Thank you, any reply would be greatly appreciated.

- K. P.
Bryce Canyon National Park, Utah


Answer:
That is absolutely correct. The practice goes back to colonial days, but
it wasn't until manufacturing wood during the "Industrial Revolution"
that there was a large enough amount of sawdust to become a problem.
Unlike now when sawdust is used in pressed wood products and some paper
manufacturing, sawdust was just a waste byproduct of milling lumber. A
BIG byproduct. At first they simply dumped it into the rivers and
streams the powered the mills. It would then travel to the mouth of the
rivers and totally clog the bays of the upper Great Lakes. This made
shipping impossible and that meant the lumber could not be shipped to
other places. There are old letter and diaries with descriptions of
sawdust being so thick along the beaches and bays the you could walk out
on the floating matts (also not a real safe practice).

They burned the bark and scaps, that would not make shims and such small
usables, in huge tall coneshaped metal stuctures with open tops and at
night the workers would sit out on the front porches of their cottages
with the family and watch the glowing red burners against the inky black
sky until bedtime. But the sawdust remained a huge problem. It was
highly combustable and not suited for burners as it would also set the
surrounding area on fire with sparks traveling on the wind. Someone came
up with the idea of laying down sawdust on the muddy town roads. Then
you could not only walk on the knee-deep mud, but the sawdust was also
"worked into" the mud by traffic to make a kind of improved surface for
wagon and carriage wheels. And it was free for the hauling. Since the
most concentrated traffic was in the towns, villages and settlements,
this was seen as a big improvement. Just the other day, right here, I
noticed that sawdust from logging off land for development was used on
the mud to make a road inland for the heavy trucks. It was very
successful and took the weight of many vehicles without getting muddy.

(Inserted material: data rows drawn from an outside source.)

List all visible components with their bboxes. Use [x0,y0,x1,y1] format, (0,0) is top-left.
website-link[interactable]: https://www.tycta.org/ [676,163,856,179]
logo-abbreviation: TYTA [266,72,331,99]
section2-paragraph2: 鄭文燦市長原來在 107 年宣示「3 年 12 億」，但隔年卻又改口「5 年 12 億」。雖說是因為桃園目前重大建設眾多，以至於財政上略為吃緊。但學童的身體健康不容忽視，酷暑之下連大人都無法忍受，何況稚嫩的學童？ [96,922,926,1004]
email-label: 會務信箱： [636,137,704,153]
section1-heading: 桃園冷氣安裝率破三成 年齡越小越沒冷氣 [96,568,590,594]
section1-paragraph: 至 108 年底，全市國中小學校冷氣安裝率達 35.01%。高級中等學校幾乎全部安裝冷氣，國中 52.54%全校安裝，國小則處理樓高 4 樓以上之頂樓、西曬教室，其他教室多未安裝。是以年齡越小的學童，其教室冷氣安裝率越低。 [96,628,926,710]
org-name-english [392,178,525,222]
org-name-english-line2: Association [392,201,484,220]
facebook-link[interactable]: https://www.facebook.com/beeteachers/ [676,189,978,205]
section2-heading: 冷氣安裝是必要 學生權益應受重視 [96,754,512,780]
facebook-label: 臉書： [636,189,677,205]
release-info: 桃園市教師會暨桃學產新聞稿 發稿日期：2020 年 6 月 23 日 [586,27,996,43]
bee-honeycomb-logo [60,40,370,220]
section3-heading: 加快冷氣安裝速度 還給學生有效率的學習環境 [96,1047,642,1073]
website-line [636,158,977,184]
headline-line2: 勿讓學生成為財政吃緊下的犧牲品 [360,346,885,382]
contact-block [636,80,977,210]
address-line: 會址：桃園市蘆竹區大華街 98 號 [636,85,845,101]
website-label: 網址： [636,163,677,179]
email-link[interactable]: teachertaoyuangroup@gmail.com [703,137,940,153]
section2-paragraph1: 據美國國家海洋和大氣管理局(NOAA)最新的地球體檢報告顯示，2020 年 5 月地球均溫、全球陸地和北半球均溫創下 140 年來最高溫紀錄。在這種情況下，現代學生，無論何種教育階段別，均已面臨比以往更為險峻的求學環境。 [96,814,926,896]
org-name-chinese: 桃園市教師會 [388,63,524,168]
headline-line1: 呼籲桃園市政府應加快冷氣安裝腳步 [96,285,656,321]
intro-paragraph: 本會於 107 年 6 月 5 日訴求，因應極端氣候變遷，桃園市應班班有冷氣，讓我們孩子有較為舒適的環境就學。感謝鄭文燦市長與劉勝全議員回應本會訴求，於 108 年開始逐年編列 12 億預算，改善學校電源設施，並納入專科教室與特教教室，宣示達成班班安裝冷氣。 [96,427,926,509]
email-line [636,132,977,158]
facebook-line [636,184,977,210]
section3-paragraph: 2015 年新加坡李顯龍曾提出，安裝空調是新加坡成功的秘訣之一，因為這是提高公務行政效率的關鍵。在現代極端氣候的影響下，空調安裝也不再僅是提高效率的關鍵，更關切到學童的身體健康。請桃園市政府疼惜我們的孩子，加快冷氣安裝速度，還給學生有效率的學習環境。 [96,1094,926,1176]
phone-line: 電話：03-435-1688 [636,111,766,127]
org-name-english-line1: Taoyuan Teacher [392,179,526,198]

This sawdust was also used in logging camps so the mud from the bare
ground didn't impede transportation. It was truly dangerous by today's
standards, and even more dangerous, but absolutely neccessary, by
yesterday's standards. There were also no building codes back then and
all the wood structures were put up fast and close together, often wall
to wall. With lamp oil, wood stoves, fireplaces, candles, and various
fuels being used and stored all over, women and men wearing lots of
cotton clothing, and lots of smoking materials, open fires, sparks from
steam engines (trains, threshers, boats, etc), campfires of hunters,
brush burning, smokehouses for curing meats, bondfires for newly cleared
land, open fires for making soap, scalding fowl and rendering lard,
lightening, back burning, etc. you can only imagine how dangerous life
was with all that sawdust around. Even circuses used sawdust all around
and inside the tents as temporary flooring, and the tents were lit with
open, burning torches attached to the wood mainpoles. That would give me
bigger thrills and chills than any caged Tiger.